World Cup 2014: Advertisers using ‘antiquated sexism’ in TV campaigns
Football-themed commercials criticised for their ‘outdated’ portrayal of both male and female stereotypes
Emily Dugan is Social Affairs Editor for The Independent, i and Independent on Sunday. She was previously a news reporter for The Independent on Sunday. Her investigations into human trafficking have twice been awarded Best Investigative Article at the Anti-Slavery Day Media Awards and her human rights journalism was shortlisted for the Gaby Rado Memorial prize at the 2012 Amnesty Media Awards. Emily is on sabbatical until March 2015
Monday 09 June 2014
It is the safest sign that a major football tournament is imminent: an influx of adverts portraying women as sport-loathing killjoys and men as oafs interested only in goals and boobs. According to campaigners, this year’s World Cup is proving a vintage year.
A rash of regressive marketing campaigns, apparently from the imagination of 1950s ad men, have been provoking complaints. Pot Noodle’s take on the World Cup’s Brazilian location is a talking beach towel that leers at women in skimpy bikinis, which has prompted 94 complaints to the Advertising Standards Authority and a deluge of objections on social media.
A Unilever spokeswoman said the advert was intended to be “tongue-in-cheek” but that since “a number of viewers did not appreciate it”, it will no longer be broadcast in its current form.
Feminist campaigners say that female football fans are absent from the majority of World Cup-themed advertising and when women appear they are generally cast as either nags or window dressing.
The latest advert for Pringles (re-branded Pringoooals for the duration of the tournament) features a man with three friends in England colours watching a match on television.
When the man’s phone rings, he answers it and says: “Oh hi hon, I’m just travelling.

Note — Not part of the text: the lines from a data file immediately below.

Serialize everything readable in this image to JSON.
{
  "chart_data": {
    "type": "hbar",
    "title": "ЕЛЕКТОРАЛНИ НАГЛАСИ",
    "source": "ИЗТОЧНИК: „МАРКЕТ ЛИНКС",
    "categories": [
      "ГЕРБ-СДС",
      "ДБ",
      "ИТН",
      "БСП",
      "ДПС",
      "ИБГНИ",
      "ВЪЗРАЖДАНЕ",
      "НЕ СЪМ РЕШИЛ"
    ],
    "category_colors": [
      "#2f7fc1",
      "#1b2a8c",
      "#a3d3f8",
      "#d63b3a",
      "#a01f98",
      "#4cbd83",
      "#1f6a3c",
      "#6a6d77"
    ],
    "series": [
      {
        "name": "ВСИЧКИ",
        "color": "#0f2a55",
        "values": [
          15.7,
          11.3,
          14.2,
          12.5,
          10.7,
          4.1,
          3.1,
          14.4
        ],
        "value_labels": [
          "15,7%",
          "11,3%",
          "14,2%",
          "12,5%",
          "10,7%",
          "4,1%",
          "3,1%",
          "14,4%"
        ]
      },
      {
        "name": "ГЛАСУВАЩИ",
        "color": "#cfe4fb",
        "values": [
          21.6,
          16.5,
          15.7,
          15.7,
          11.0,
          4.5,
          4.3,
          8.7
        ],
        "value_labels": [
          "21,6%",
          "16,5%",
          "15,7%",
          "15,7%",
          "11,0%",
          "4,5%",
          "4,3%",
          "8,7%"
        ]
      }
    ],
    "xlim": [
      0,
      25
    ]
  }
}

Yeah, I’m going into a tunnel,” before sticking his mobile into a Pringles tube and putting the lid on it.
In an advert for Pringles, football-loving men avoid their ‘killjoy’ girlfriends by pretending their mobile phones are losing signal
The feminist campaigner, Caroline Criado-Perez, said: “[Adverts like these] are incredibly antiquated and not at all reflective of society and who is watching football… it’s trivialising women and turning men into slathering blokes who are only concerned with watching football, drinking beer and ogling girls. It’s embarrassing for everyone concerned.”
In a similar vein to Pringles, Curry’s PC World’s “Football? What Football?” campaign features three different husbands trying to con their wives into buying big televisions so they can watch football. The advert prompted a handful of complaints to the ASA but most saved their vitriol for social media.
One viewer, Katie Pugh, posted on Twitter: “Currys still churning out sexist adverts, completely oblivious that as many women as men will be glued to the tellybox during the World Cup!”
Another, Louise Thomson, wrote: “Not impressed with advertising using World Cup as an excuse for #everydaysexism @Pringles and Currys PC World, I’m looking at you.”
A Curry’s spokesman said: “Our current TV campaign is driven by a universal insight about relationships, which provides fertile ground for humour and if anything shows the female in the ultimate position of authority. Our advertising in no way says that only men purchase TVs.”
But Ruth Holdaway, chief executive of the Women’s Sport and Fitness Foundation, said that this kind of advertising excluded women from the game.
This Currys-PC World campaign features a husband trying to con his green-fingered wife into buying a big television for her to watch her gardening programmes on
“The World Cup provides an opportunity for everyone – male and female – to celebrate a sport they are passionate about,” she said. “What a shame then that so many of the current advertising campaigns using the World Cup as a hook still exclude women.”
She said they were aware of only one campaign that recognises women as having any role to play in football.
“The others present women, at best, as being disinterested in the game and at worst as being capable only of looking good on a Brazilian beach dressed in a teeny tiny bikini. Women now make over 70 per cent of household purchasing decisions.
“Furthermore, with 80,000 women in the UK telling us they want to play football and many more who love to watch the World Cup, it’s clear advertisers are missing a trick by reflecting only the dated stereotype that football is the preserve of men.”
A Pringles spokeswoman said: “The majority of our TV adverts feature men and women.”
Meanwhile, the Odeon One cinema in Liverpool has cancelled “World Cup Widow” screenings of female-friendly films during the tournament after complaints from feminist groups.